Dans nos provinces, l’art des confitures est pratiqué partout : savez-vous que George Sand, en sa vieillesse, était plus fière de ses confitures que de ses romans ? A Nohant, elle manipulait magistralement la grande écumoire de cuivre ; et elle montrait, avec orgueil, soigneusement étiquetées et rangées sur des tablettes, toutes les confitures possibles et imaginables qu’elle avait faites de ses mains.

La fabrication familiale n’empêche pas l’industrie confiturière d’être prospère. Il y avait en France, avant la Première Guerre mondiale, des fabriques qui travaillaient de trois à cinq tonnes de fruits par jour. La consommation des confitures dépassait même, à ce qu’il paraît, la production des fruits, car on trouvait parfois certaines confitures d’importation qui n’avaient de confitures que le nom.

Ces marmelades étaient faites avec du fucus spinosus ou agar-agar, une sorte de colle qu’on extrait d’une algue fort commune dans les mers d’Extrême-Orient.

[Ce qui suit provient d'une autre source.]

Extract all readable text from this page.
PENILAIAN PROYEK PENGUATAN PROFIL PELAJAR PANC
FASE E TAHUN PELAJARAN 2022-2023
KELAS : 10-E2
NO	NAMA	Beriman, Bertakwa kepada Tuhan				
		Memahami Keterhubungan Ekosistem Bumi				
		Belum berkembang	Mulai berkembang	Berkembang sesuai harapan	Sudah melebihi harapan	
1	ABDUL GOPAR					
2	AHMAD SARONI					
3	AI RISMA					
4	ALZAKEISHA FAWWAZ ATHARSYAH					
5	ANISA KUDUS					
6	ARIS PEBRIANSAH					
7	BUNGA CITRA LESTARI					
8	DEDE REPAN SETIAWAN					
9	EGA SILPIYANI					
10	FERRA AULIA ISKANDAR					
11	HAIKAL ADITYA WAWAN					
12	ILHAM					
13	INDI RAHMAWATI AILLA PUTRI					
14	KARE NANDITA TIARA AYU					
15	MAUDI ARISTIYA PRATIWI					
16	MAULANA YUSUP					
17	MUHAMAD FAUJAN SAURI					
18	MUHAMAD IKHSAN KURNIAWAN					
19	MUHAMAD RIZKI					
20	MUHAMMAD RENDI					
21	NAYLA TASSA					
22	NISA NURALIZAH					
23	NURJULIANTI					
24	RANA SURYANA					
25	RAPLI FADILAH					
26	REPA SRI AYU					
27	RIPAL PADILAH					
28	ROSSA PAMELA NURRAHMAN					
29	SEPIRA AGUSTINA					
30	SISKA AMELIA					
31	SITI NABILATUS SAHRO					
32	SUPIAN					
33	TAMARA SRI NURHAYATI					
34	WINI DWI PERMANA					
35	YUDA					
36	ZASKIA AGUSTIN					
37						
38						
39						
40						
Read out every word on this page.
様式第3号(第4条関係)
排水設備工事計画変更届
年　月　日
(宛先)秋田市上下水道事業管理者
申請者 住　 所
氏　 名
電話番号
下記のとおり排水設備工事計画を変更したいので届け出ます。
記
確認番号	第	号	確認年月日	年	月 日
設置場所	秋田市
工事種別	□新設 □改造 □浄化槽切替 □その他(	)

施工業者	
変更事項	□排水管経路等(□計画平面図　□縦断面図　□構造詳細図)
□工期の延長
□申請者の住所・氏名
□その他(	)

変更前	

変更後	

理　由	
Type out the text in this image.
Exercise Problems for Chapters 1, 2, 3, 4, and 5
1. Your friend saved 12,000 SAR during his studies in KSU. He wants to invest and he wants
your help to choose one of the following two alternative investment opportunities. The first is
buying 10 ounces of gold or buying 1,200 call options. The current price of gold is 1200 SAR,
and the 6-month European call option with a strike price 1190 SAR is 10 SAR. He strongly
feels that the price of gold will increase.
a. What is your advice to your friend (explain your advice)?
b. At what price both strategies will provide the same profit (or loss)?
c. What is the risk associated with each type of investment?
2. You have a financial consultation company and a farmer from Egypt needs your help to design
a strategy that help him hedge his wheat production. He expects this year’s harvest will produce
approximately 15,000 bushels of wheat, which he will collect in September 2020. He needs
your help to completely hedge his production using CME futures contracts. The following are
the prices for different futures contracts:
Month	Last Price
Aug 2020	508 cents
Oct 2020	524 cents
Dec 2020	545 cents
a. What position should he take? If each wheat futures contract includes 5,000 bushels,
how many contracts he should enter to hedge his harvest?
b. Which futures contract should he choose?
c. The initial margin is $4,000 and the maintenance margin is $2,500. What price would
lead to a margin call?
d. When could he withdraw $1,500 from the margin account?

Sucrée et colorée, cette gelose était traitée avec des essences constituées par des éthers formique, butyrique, acétique, benzoïque, oenanthique, amylvalérique, dilués dans un peu de glycérine, et qui lui donnaient vaguement le goût de prunes ou d’abricots, de groseilles ou de framboises, de pommes, de poires, de cerises ou de pêches.